For lawyers accustomed to billing their time by the quarter-hour, 2,374 around-the-clock days would seem like a fair amount of time. But for Houston attorney Ronald G. Bliss, 60, a partner in Fulbright & Jaworski’s Intellectual Property & Technology department, the time he spent as a prisoner of war in North Vietnam, from September 4, 1966, to March 4, 1973, seemed like an eternity.

Subjected to torture, lengthy spells of solitary confinement, and demoralizing living conditions, the young pilot struggled to survive. “Sometimes it was [thoughts of] your family that got you through; some days you dreamed of places you’d go, houses you’d build, jobs you’d have, where you were going to take your wife, how you’d raise your kids,” says Bliss.“Some days… you’d just look at the guard when he opened the door and… if he didn’t like how you bowed, he’d clip you a couple of times, and you’d have to say to yourself: ‘You can’t kill me today. I’m going to live for that.’ And some days that was all you had left.”

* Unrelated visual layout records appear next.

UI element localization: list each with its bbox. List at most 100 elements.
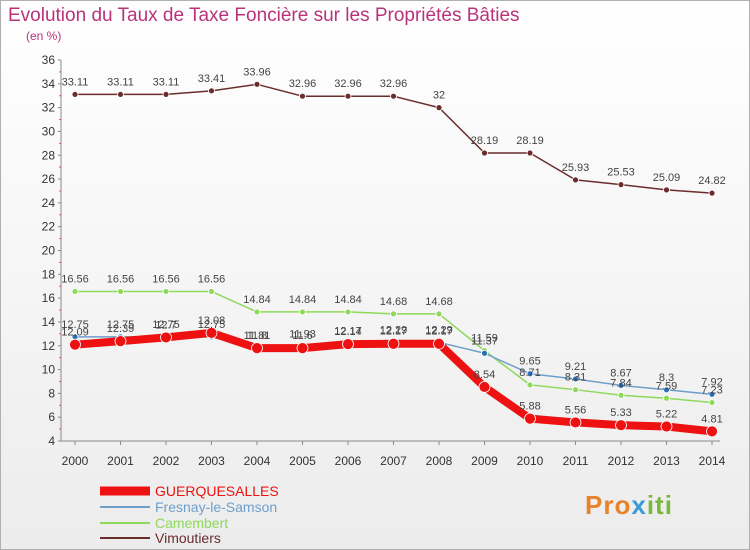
data-label-vimoutiers: 24.82 [698,175,726,187]
y-tick-label: 18 [42,267,56,281]
data-point-vimoutiers [344,92,352,100]
y-tick-label: 28 [42,148,56,162]
data-label-camembert: 11.59 [471,333,498,345]
data-label-guerquesalles: 12.14 [334,326,362,338]
x-tick-label: 2008 [426,454,453,468]
data-label-camembert: 8.31 [565,372,586,384]
y-tick-label: 26 [42,172,56,186]
data-point-camembert [344,308,352,316]
data-point-vimoutiers [526,149,534,157]
data-point-guerquesalles [569,416,582,429]
legend-label: GUERQUESALLES [155,483,279,499]
data-label-fresnay-le-samson: 12.75 [107,319,135,331]
y-tick-label: 8 [48,386,55,400]
data-label-fresnay-le-samson: 9.65 [519,356,540,368]
data-point-camembert [253,308,261,316]
x-tick-label: 2002 [153,454,180,468]
data-label-camembert: 14.68 [425,296,453,308]
data-point-camembert [299,308,306,316]
data-label-guerquesalles: 12.7 [155,319,176,331]
y-axis-unit: (en %) [26,29,62,43]
y-tick-label: 24 [42,196,56,210]
data-label-camembert: 14.84 [289,294,317,306]
x-tick-label: 2007 [380,454,407,468]
data-point-camembert [390,310,397,318]
data-label-vimoutiers: 32.96 [334,78,362,90]
chart-title: Evolution du Taux de Taxe Foncière sur l… [8,5,520,26]
data-label-camembert: 7.23 [701,385,722,397]
data-label-guerquesalles: 12.17 [425,326,453,338]
data-point-vimoutiers [390,92,397,100]
data-point-vimoutiers [253,80,261,88]
data-label-vimoutiers: 32.96 [289,78,317,90]
data-label-fresnay-le-samson: 12.75 [198,319,226,331]
data-point-guerquesalles [524,412,536,425]
proxiti-logo: Proxiti [585,490,673,521]
data-point-vimoutiers [481,149,488,157]
data-label-fresnay-le-samson: 8.67 [610,367,631,379]
y-tick-label: 4 [48,434,55,448]
data-label-vimoutiers: 28.19 [516,135,544,147]
data-label-vimoutiers: 33.11 [107,76,134,88]
data-point-fresnay-le-samson [617,381,625,389]
data-label-guerquesalles: 5.56 [565,404,586,416]
data-point-vimoutiers [71,91,79,98]
y-tick-label: 34 [42,77,56,91]
data-point-camembert [162,288,170,295]
data-label-vimoutiers: 25.93 [562,162,590,174]
data-label-fresnay-le-samson: 12.29 [425,324,453,336]
data-point-fresnay-le-samson [526,370,534,378]
data-point-camembert [208,288,215,295]
x-tick-label: 2013 [653,454,680,468]
data-point-guerquesalles [706,425,718,438]
data-label-vimoutiers: 32 [433,90,445,102]
legend-label: Vimoutiers [155,530,221,546]
data-label-vimoutiers: 33.11 [62,76,89,88]
data-label-camembert: 8.71 [519,367,540,379]
data-label-fresnay-le-samson: 12.75 [152,319,180,331]
data-label-guerquesalles: 12.39 [107,323,135,335]
data-point-fresnay-le-samson [572,375,579,383]
data-label-vimoutiers: 32.96 [380,78,408,90]
x-tick-label: 2001 [107,454,134,468]
y-tick-label: 32 [42,101,56,115]
data-label-guerquesalles: 11.8 [247,330,268,342]
data-point-fresnay-le-samson [663,386,670,394]
y-tick-label: 36 [42,53,56,67]
y-tick-label: 22 [42,220,56,234]
data-label-guerquesalles: 12.17 [380,326,408,338]
data-point-fresnay-le-samson [481,349,488,357]
data-point-vimoutiers [708,189,716,197]
data-point-guerquesalles [387,337,400,350]
data-point-vimoutiers [208,87,215,95]
data-point-guerquesalles [660,420,673,433]
data-label-camembert: 7.84 [610,377,631,389]
x-tick-label: 2014 [699,454,726,468]
data-label-vimoutiers: 25.09 [653,172,681,184]
data-label-guerquesalles: 13.08 [198,315,226,327]
x-tick-label: 2010 [517,454,544,468]
y-tick-label: 30 [42,124,56,138]
data-label-fresnay-le-samson: 11.81 [244,330,271,342]
data-point-guerquesalles [251,342,263,355]
data-point-guerquesalles [114,335,127,348]
x-tick-label: 2003 [198,454,225,468]
data-label-guerquesalles: 12.09 [61,327,89,339]
data-point-camembert [435,310,443,318]
y-tick-label: 14 [42,315,56,329]
data-point-guerquesalles [433,337,445,350]
data-label-guerquesalles: 5.33 [610,407,631,419]
logo-part-pro: Pro [585,490,632,520]
data-label-camembert: 16.56 [152,273,180,285]
data-point-camembert [526,381,534,389]
data-point-camembert [71,288,79,295]
x-tick-label: 2006 [335,454,362,468]
x-tick-label: 2012 [608,454,635,468]
data-label-vimoutiers: 33.41 [198,73,226,85]
data-label-guerquesalles: 11.6 [292,330,313,342]
data-label-fresnay-le-samson: 11.37 [471,335,498,347]
data-point-guerquesalles [205,326,218,339]
data-label-guerquesalles: 4.81 [701,413,722,425]
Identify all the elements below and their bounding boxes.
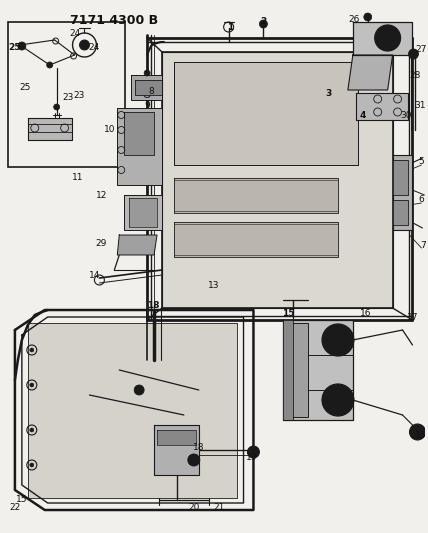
Text: 8: 8: [148, 87, 154, 96]
Text: 6: 6: [419, 196, 424, 205]
Text: 19: 19: [246, 453, 257, 462]
Text: 5: 5: [419, 157, 424, 166]
Text: 16: 16: [360, 310, 372, 319]
Circle shape: [134, 385, 144, 395]
Text: 2: 2: [260, 18, 267, 27]
Text: 26: 26: [348, 15, 360, 25]
Text: 28: 28: [410, 70, 421, 79]
Polygon shape: [177, 65, 353, 160]
Polygon shape: [174, 62, 358, 165]
Text: 25: 25: [19, 83, 30, 92]
Text: 22: 22: [9, 504, 21, 513]
Text: 7171 4300 B: 7171 4300 B: [70, 14, 158, 27]
Text: 24: 24: [89, 43, 100, 52]
Polygon shape: [157, 430, 196, 445]
Circle shape: [30, 383, 34, 387]
Text: 30: 30: [400, 110, 411, 119]
Circle shape: [188, 454, 200, 466]
Text: 27: 27: [416, 44, 427, 53]
Text: 25: 25: [9, 43, 21, 52]
Polygon shape: [392, 160, 407, 195]
Polygon shape: [131, 75, 162, 100]
Circle shape: [47, 62, 53, 68]
Text: 13: 13: [208, 281, 220, 290]
Circle shape: [259, 20, 268, 28]
Polygon shape: [124, 112, 154, 155]
Polygon shape: [124, 195, 162, 230]
Polygon shape: [353, 22, 413, 55]
Polygon shape: [154, 425, 199, 475]
Text: 9: 9: [144, 101, 150, 109]
Polygon shape: [283, 323, 308, 417]
Polygon shape: [348, 55, 392, 90]
Text: 23: 23: [74, 91, 85, 100]
Text: 7: 7: [421, 240, 426, 249]
Circle shape: [80, 40, 89, 50]
Polygon shape: [174, 178, 338, 213]
Text: 12: 12: [96, 190, 107, 199]
Circle shape: [30, 463, 34, 467]
Text: 24: 24: [69, 28, 80, 37]
Text: 20: 20: [188, 504, 199, 513]
Polygon shape: [356, 93, 407, 120]
Circle shape: [54, 104, 59, 110]
Polygon shape: [162, 52, 392, 308]
Circle shape: [331, 333, 345, 347]
Circle shape: [322, 324, 354, 356]
Text: 18: 18: [147, 301, 159, 310]
Text: 15: 15: [282, 310, 294, 319]
Circle shape: [375, 25, 401, 51]
Text: 29: 29: [96, 238, 107, 247]
Circle shape: [331, 393, 345, 407]
Text: 1: 1: [227, 22, 234, 31]
Text: 17: 17: [407, 313, 418, 322]
Circle shape: [322, 384, 354, 416]
Polygon shape: [28, 118, 71, 140]
Circle shape: [247, 446, 259, 458]
Circle shape: [30, 348, 34, 352]
Text: 3: 3: [325, 88, 331, 98]
Circle shape: [364, 13, 372, 21]
Polygon shape: [283, 320, 293, 420]
Text: 11: 11: [72, 174, 83, 182]
Circle shape: [408, 49, 419, 59]
Text: 15: 15: [415, 431, 426, 440]
Circle shape: [144, 70, 150, 76]
Polygon shape: [392, 155, 413, 230]
Circle shape: [30, 428, 34, 432]
Text: 21: 21: [213, 504, 224, 513]
Text: 4: 4: [360, 110, 366, 119]
Polygon shape: [392, 200, 407, 225]
Polygon shape: [117, 108, 162, 185]
Text: 10: 10: [104, 125, 115, 134]
Bar: [8, 22, 125, 167]
Circle shape: [410, 424, 425, 440]
Polygon shape: [117, 235, 157, 255]
Polygon shape: [28, 323, 237, 498]
Polygon shape: [174, 222, 338, 257]
Polygon shape: [129, 198, 157, 227]
Polygon shape: [135, 80, 162, 95]
Text: 23: 23: [62, 93, 73, 102]
Text: 15: 15: [16, 496, 28, 505]
Circle shape: [18, 42, 26, 50]
Circle shape: [382, 32, 394, 44]
Text: 14: 14: [89, 271, 100, 279]
Text: 18: 18: [193, 443, 205, 453]
Polygon shape: [283, 320, 353, 420]
Text: 31: 31: [415, 101, 426, 109]
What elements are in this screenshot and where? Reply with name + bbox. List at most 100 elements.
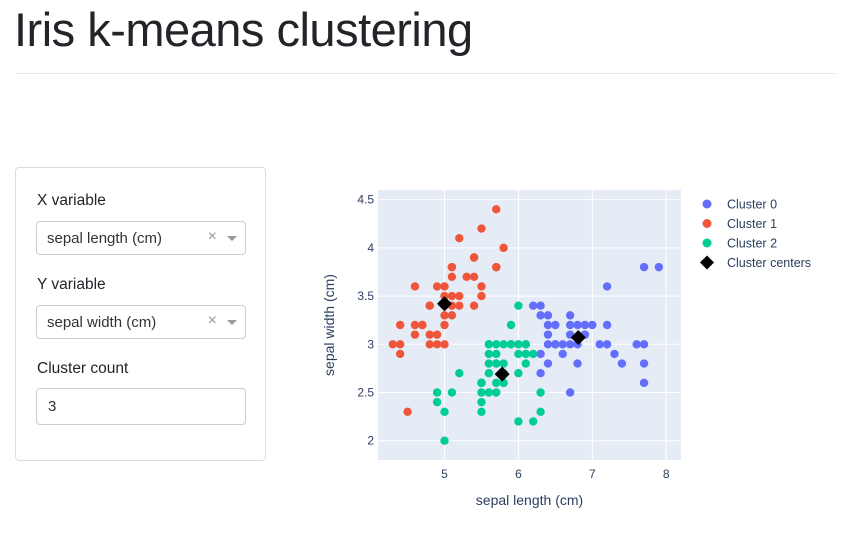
cluster-1-point[interactable] — [440, 311, 449, 320]
cluster-0-point[interactable] — [536, 301, 545, 310]
chevron-down-icon[interactable] — [227, 236, 237, 241]
cluster-1-point[interactable] — [440, 282, 449, 291]
cluster-2-point[interactable] — [484, 369, 494, 378]
cluster-2-point[interactable] — [432, 397, 442, 407]
cluster-1-point[interactable] — [455, 234, 464, 243]
cluster-1-point[interactable] — [418, 320, 427, 330]
cluster-2-point[interactable] — [536, 388, 545, 397]
cluster-1-point[interactable] — [499, 243, 508, 253]
cluster-2-point[interactable] — [447, 388, 457, 397]
cluster-0-point[interactable] — [639, 378, 649, 388]
cluster-2-point[interactable] — [506, 340, 516, 349]
cluster-2-point[interactable] — [499, 340, 508, 349]
cluster-0-point[interactable] — [573, 320, 582, 330]
cluster-0-point[interactable] — [595, 340, 604, 349]
cluster-1-point[interactable] — [395, 340, 405, 349]
cluster-0-point[interactable] — [536, 311, 545, 320]
cluster-0-point[interactable] — [543, 330, 553, 339]
cluster-0-point[interactable] — [580, 320, 590, 330]
cluster-1-point[interactable] — [440, 340, 449, 349]
cluster-0-point[interactable] — [602, 320, 612, 330]
x-variable-select[interactable]: sepal length (cm) × — [36, 221, 246, 255]
cluster-1-point[interactable] — [432, 340, 442, 349]
cluster-0-point[interactable] — [588, 320, 597, 330]
cluster-0-point[interactable] — [536, 369, 545, 378]
cluster-count-input[interactable] — [36, 388, 246, 425]
cluster-1-point[interactable] — [410, 320, 420, 330]
cluster-1-point[interactable] — [462, 272, 471, 281]
cluster-1-point[interactable] — [425, 340, 434, 349]
cluster-2-point[interactable] — [521, 349, 531, 359]
cluster-0-point[interactable] — [528, 301, 538, 310]
cluster-1-point[interactable] — [410, 330, 420, 339]
cluster-1-point[interactable] — [469, 253, 479, 262]
cluster-0-point[interactable] — [639, 262, 649, 272]
cluster-2-point[interactable] — [528, 349, 538, 359]
cluster-1-point[interactable] — [403, 407, 412, 416]
cluster-0-point[interactable] — [543, 320, 553, 330]
cluster-1-point[interactable] — [440, 291, 449, 301]
cluster-1-point[interactable] — [447, 272, 457, 281]
cluster-0-point[interactable] — [632, 340, 641, 349]
cluster-center-marker[interactable] — [570, 330, 586, 346]
cluster-2-point[interactable] — [514, 417, 523, 426]
cluster-0-point[interactable] — [551, 340, 560, 349]
legend-item-cluster-centers[interactable]: Cluster centers — [700, 255, 811, 271]
cluster-1-point[interactable] — [447, 262, 457, 272]
cluster-2-point[interactable] — [484, 359, 494, 368]
scatter-chart[interactable]: 5 6 7 8 2 2.5 3 3.5 4 4.5 sepal length (cm) sepa… — [300, 170, 840, 510]
cluster-2-point[interactable] — [521, 359, 531, 368]
chevron-down-icon[interactable] — [227, 320, 237, 325]
cluster-2-point[interactable] — [492, 359, 501, 368]
cluster-0-point[interactable] — [573, 359, 582, 368]
cluster-1-point[interactable] — [447, 311, 457, 320]
cluster-1-point[interactable] — [477, 291, 486, 301]
cluster-1-point[interactable] — [469, 272, 479, 281]
cluster-2-point[interactable] — [492, 349, 501, 359]
cluster-2-point[interactable] — [514, 349, 523, 359]
cluster-0-point[interactable] — [543, 311, 553, 320]
cluster-center-marker[interactable] — [437, 296, 453, 312]
cluster-1-point[interactable] — [477, 282, 486, 291]
cluster-0-point[interactable] — [654, 262, 664, 272]
cluster-0-point[interactable] — [565, 340, 575, 349]
cluster-1-point[interactable] — [469, 301, 479, 310]
cluster-1-point[interactable] — [455, 301, 464, 310]
cluster-2-point[interactable] — [492, 388, 501, 397]
cluster-1-point[interactable] — [395, 349, 405, 359]
cluster-0-point[interactable] — [543, 359, 553, 368]
cluster-1-point[interactable] — [492, 262, 501, 272]
cluster-0-point[interactable] — [565, 388, 575, 397]
cluster-2-point[interactable] — [484, 388, 494, 397]
cluster-0-point[interactable] — [602, 282, 612, 291]
cluster-2-point[interactable] — [492, 378, 501, 388]
cluster-2-point[interactable] — [477, 378, 486, 388]
cluster-2-point[interactable] — [484, 340, 494, 349]
cluster-0-point[interactable] — [558, 349, 567, 359]
cluster-2-point[interactable] — [440, 407, 449, 416]
cluster-0-point[interactable] — [602, 340, 612, 349]
cluster-2-point[interactable] — [492, 340, 501, 349]
cluster-1-point[interactable] — [455, 291, 464, 301]
cluster-2-point[interactable] — [455, 369, 464, 378]
clear-y-icon[interactable]: × — [207, 312, 217, 329]
cluster-2-point[interactable] — [521, 340, 531, 349]
legend-item-cluster-1[interactable]: Cluster 1 — [702, 217, 778, 231]
cluster-2-point[interactable] — [514, 301, 523, 310]
cluster-1-point[interactable] — [410, 282, 420, 291]
legend-item-cluster-0[interactable]: Cluster 0 — [702, 198, 778, 212]
cluster-0-point[interactable] — [639, 359, 649, 368]
cluster-2-point[interactable] — [506, 320, 516, 330]
cluster-2-point[interactable] — [477, 388, 486, 397]
cluster-0-point[interactable] — [551, 320, 560, 330]
cluster-0-point[interactable] — [617, 359, 627, 368]
clear-x-icon[interactable]: × — [207, 228, 217, 245]
cluster-2-point[interactable] — [477, 397, 486, 407]
cluster-2-point[interactable] — [499, 359, 508, 368]
cluster-2-point[interactable] — [528, 417, 538, 426]
cluster-1-point[interactable] — [425, 330, 434, 339]
cluster-1-point[interactable] — [492, 205, 501, 214]
cluster-2-point[interactable] — [514, 340, 523, 349]
cluster-2-point[interactable] — [536, 407, 545, 416]
cluster-1-point[interactable] — [425, 301, 434, 310]
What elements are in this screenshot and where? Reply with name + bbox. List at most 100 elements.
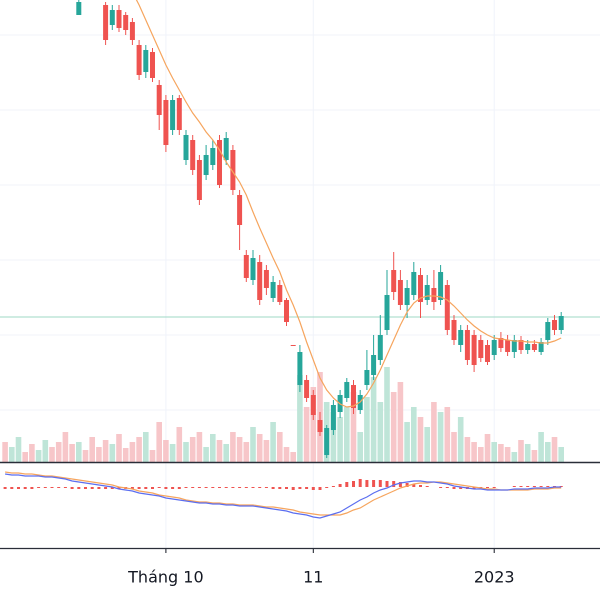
volume-bar bbox=[82, 450, 89, 462]
candle-body bbox=[471, 335, 477, 365]
candle-body bbox=[270, 282, 276, 298]
macd-histogram bbox=[298, 487, 302, 489]
volume-bar bbox=[129, 442, 136, 462]
candle-body bbox=[545, 322, 551, 340]
candle-body bbox=[451, 320, 457, 340]
volume-bar bbox=[2, 442, 8, 462]
macd-histogram bbox=[325, 487, 329, 488]
candle-body bbox=[284, 300, 289, 322]
volume-bar bbox=[531, 450, 538, 462]
macd-histogram bbox=[412, 484, 416, 487]
macd-histogram bbox=[231, 487, 235, 488]
macd-histogram bbox=[305, 487, 309, 489]
volume-bar bbox=[143, 432, 149, 462]
candle-body bbox=[304, 380, 310, 398]
volume-bar bbox=[357, 432, 363, 462]
candle-body bbox=[310, 395, 316, 415]
volume-bar bbox=[471, 442, 477, 462]
macd-histogram bbox=[211, 487, 215, 488]
macd-histogram bbox=[392, 481, 396, 487]
candle-body bbox=[525, 344, 531, 350]
macd-histogram bbox=[137, 487, 141, 489]
volume-bar bbox=[370, 377, 377, 462]
macd-histogram bbox=[271, 487, 275, 489]
candle-body bbox=[210, 148, 216, 165]
macd-histogram bbox=[318, 487, 322, 490]
macd-histogram bbox=[378, 480, 382, 487]
volume-bar bbox=[196, 432, 203, 462]
candle-body bbox=[156, 85, 162, 115]
macd-histogram bbox=[164, 487, 168, 489]
macd-histogram bbox=[459, 487, 463, 489]
candle-body bbox=[505, 340, 511, 352]
volume-bar bbox=[283, 447, 290, 462]
candle-body bbox=[324, 428, 330, 455]
volume-bar bbox=[558, 447, 564, 462]
volume-bar bbox=[390, 392, 397, 462]
volume-bar bbox=[350, 392, 357, 462]
macd-histogram bbox=[23, 487, 27, 489]
volume-bar bbox=[290, 452, 296, 462]
candle-body bbox=[183, 135, 189, 160]
candle-body bbox=[257, 262, 263, 300]
candle-body bbox=[478, 340, 484, 358]
macd-histogram bbox=[472, 487, 476, 489]
volume-bar bbox=[524, 444, 531, 462]
macd-histogram bbox=[526, 486, 530, 487]
candle-body bbox=[444, 285, 450, 330]
macd-histogram bbox=[291, 487, 295, 490]
macd-histogram bbox=[385, 481, 389, 487]
volume-bar bbox=[203, 447, 209, 462]
volume-bar bbox=[491, 442, 497, 462]
volume-bar bbox=[397, 382, 404, 462]
candle-body bbox=[170, 100, 176, 130]
macd-histogram bbox=[358, 479, 362, 487]
candle-body bbox=[317, 420, 323, 432]
candle-body bbox=[76, 2, 82, 15]
macd-histogram bbox=[532, 486, 536, 487]
volume-bar bbox=[89, 437, 95, 462]
macd-histogram bbox=[110, 487, 114, 489]
macd-histogram bbox=[3, 487, 7, 489]
candle-body bbox=[250, 258, 256, 280]
volume-bar bbox=[444, 407, 451, 462]
x-tick-label: 11 bbox=[303, 568, 323, 587]
volume-bar bbox=[189, 437, 196, 462]
candle-body bbox=[136, 45, 142, 75]
candle-body bbox=[558, 316, 564, 330]
volume-bar bbox=[270, 422, 276, 462]
volume-bar bbox=[538, 432, 544, 462]
volume-bar bbox=[424, 427, 430, 462]
macd-histogram bbox=[63, 487, 67, 488]
volume-bar bbox=[498, 444, 504, 462]
candle-body bbox=[351, 385, 356, 408]
macd-histogram bbox=[258, 487, 262, 488]
macd-histogram bbox=[251, 487, 255, 488]
macd-histogram bbox=[311, 487, 315, 490]
candle-body bbox=[371, 355, 377, 375]
macd-line bbox=[5, 473, 562, 519]
candle-body bbox=[518, 340, 524, 350]
macd-histogram bbox=[512, 486, 516, 487]
candle-body bbox=[438, 272, 444, 300]
candle-body bbox=[143, 50, 149, 72]
macd-histogram bbox=[345, 482, 349, 487]
volume-bar bbox=[344, 407, 350, 462]
macd-histogram bbox=[17, 487, 20, 489]
macd-histogram bbox=[238, 487, 242, 488]
volume-bar bbox=[69, 444, 75, 462]
volume-bar bbox=[183, 442, 189, 462]
macd-pane bbox=[3, 471, 563, 519]
volume-bar bbox=[62, 432, 69, 462]
candle-body bbox=[116, 10, 122, 28]
macd-histogram bbox=[264, 487, 268, 488]
candle-body bbox=[230, 150, 236, 190]
macd-histogram bbox=[144, 487, 148, 489]
volume-bar bbox=[55, 442, 62, 462]
candle-body bbox=[123, 15, 129, 30]
macd-histogram bbox=[43, 487, 47, 488]
volume-bar bbox=[437, 412, 444, 462]
candle-body bbox=[263, 270, 269, 288]
macd-histogram bbox=[338, 484, 342, 487]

Life for Bliss began in 1943 in Buckeye, Arizona, but his family moved to southern California before his first birthday. At age ten, he and his family moved to Cheyenne,Wyoming, where he remained until leaving home at age seventeen to attend the United States Air Force Academy.

For as long as he can remember, aviation has been in his blood. One of Bliss’ early childhood memories is he and his father, who worked for a defense contractor, watching legendary test pilot Chuck Yeager prepare for flight in the new X-1 aircraft in 1947, the day Yeager broke the sound barrier.